I spent this summer in Belgrade, Serbia and Sarajevo, Bosnia-Herzegovina in a Comparative Public Health study abroad program. I learned about the complex history of Yugoslavia’s dissolution in the 1990s, the collective memory and trauma of such a recent war, and its implications for public health in the Balkans. One of the most fascinating aspects of this region is identity. Ethnicity and religion sharply divide people who are so genetically similar and share so much history. It has been very interesting to compare their tensions to the racial ones of the US, especially after focusing on race and gender identities in lab!

–  Chrissy

This summer for me has been very fun and rewarding! Over the past months, I have had the opportunity to work for the National Council of Certified Dementia Practitioners. As a research assistant I have learned about behavior as it changes through the ages, and in particular during our senior years. It has been intriguing to learn about the neurochemistry of the aging brain  and how it affects one’s self concept and awareness, adapting to disability, and the change in family dynamics. The DICE lab has allowed me to explore the dynamics of identity and culture as they relate to youth more specifically. Experiencing the geriatric side of development this summer has broadened my understanding of identity and how it changes through the lifespan. In between working and studying, I have been able to travel to various destinations with my family! Overall I have had a great summer, and I’m so excited to return to the DICE lab in the fall!

–  Shari

This summer, I interned at a non-governmental organization (NGO) in Bolivia called Tukuy Pacha, which works to support people with disabilities – along with their families and communities – in the municipalities surrounding the Cochabamba area. Tukuy Pacha works under the framework of Rehabilitacion Basada en la Comunidad (RBC), or Community-Based Rehabilitation, to provide support for people with disabilities. The NGO addresses the lack of resources of people with disabilities and their families. For example, patients have a hard time acquiring the services that the organization provides, like workshops, home visits, legal support, and technical aids, elsewhere.
– Day

EP successfully defended her master’s thesis project, “Visibility and Characteristic Presentation of Multiply-Marginalized Targets: An Examination of Interpersonal Intersectional Invisibility”, which was approved Dr. Sylvia Perry & Dr. Onnie Rogers. Congratulations, EP!

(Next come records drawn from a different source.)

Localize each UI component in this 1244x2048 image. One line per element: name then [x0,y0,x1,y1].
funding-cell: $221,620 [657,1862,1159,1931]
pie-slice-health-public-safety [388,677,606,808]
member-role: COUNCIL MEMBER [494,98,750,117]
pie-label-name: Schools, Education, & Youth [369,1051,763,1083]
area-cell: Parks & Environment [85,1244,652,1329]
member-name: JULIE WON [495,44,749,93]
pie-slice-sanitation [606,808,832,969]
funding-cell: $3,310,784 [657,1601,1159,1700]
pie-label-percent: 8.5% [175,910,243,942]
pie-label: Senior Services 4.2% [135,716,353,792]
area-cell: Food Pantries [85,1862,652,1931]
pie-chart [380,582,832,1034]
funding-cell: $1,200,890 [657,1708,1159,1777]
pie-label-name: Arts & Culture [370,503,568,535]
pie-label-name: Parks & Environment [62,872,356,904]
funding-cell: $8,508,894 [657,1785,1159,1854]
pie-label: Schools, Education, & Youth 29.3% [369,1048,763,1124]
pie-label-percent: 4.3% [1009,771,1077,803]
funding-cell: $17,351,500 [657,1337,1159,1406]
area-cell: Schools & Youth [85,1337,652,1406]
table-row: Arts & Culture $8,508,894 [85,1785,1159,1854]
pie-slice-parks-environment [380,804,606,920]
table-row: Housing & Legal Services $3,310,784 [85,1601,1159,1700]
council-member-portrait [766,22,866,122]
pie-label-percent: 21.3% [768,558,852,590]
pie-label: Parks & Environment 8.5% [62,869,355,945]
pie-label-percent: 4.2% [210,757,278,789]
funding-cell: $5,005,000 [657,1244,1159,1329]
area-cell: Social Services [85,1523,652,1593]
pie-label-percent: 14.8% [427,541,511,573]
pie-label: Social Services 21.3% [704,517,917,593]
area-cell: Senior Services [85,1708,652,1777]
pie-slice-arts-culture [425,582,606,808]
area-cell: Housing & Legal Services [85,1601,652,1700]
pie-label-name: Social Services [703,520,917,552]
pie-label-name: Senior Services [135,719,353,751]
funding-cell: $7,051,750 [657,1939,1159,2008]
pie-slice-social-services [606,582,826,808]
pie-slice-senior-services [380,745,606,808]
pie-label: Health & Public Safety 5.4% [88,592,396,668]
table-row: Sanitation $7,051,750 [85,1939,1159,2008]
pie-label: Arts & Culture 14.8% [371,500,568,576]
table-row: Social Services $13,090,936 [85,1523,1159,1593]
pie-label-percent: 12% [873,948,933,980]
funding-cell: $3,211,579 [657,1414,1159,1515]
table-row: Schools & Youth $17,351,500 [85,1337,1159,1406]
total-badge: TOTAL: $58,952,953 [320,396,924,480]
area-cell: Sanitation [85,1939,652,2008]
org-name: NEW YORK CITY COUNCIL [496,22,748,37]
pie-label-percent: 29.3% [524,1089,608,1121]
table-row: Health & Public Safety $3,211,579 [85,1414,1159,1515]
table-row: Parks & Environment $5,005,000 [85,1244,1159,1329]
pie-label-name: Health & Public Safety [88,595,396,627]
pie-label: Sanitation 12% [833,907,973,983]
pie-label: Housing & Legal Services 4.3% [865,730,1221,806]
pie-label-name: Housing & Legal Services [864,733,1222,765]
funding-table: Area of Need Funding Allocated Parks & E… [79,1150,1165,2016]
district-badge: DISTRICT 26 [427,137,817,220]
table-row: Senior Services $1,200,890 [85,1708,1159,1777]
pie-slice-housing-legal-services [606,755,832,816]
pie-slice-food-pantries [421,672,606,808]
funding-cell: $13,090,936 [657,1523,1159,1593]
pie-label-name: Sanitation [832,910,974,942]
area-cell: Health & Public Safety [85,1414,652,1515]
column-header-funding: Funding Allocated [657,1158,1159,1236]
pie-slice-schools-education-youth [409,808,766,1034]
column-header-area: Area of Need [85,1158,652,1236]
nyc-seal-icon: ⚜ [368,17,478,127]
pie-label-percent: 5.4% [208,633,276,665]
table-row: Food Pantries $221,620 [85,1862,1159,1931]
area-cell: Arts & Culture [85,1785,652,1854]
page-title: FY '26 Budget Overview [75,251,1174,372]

Chrissy was accepted to a public health program in Serbia + Bosina, Herzegovina for summer 2018! She will be investigating mental health initiative surrounding trauma and related public policy and post-war relief efforts. Congratulations, Chrissy!

Dr. Rogers won The Women’s Center – Gender Equity in Action Faculty Award. Congratulations, Dr. Rogers!

Day got accepted to study abroad this summer in Bolivia with all expenses paid. Congratulations, Day!

Abbey is doing a year long MS in secondary education at Northwestern University in 2018-2019. Congratulations, Abbey!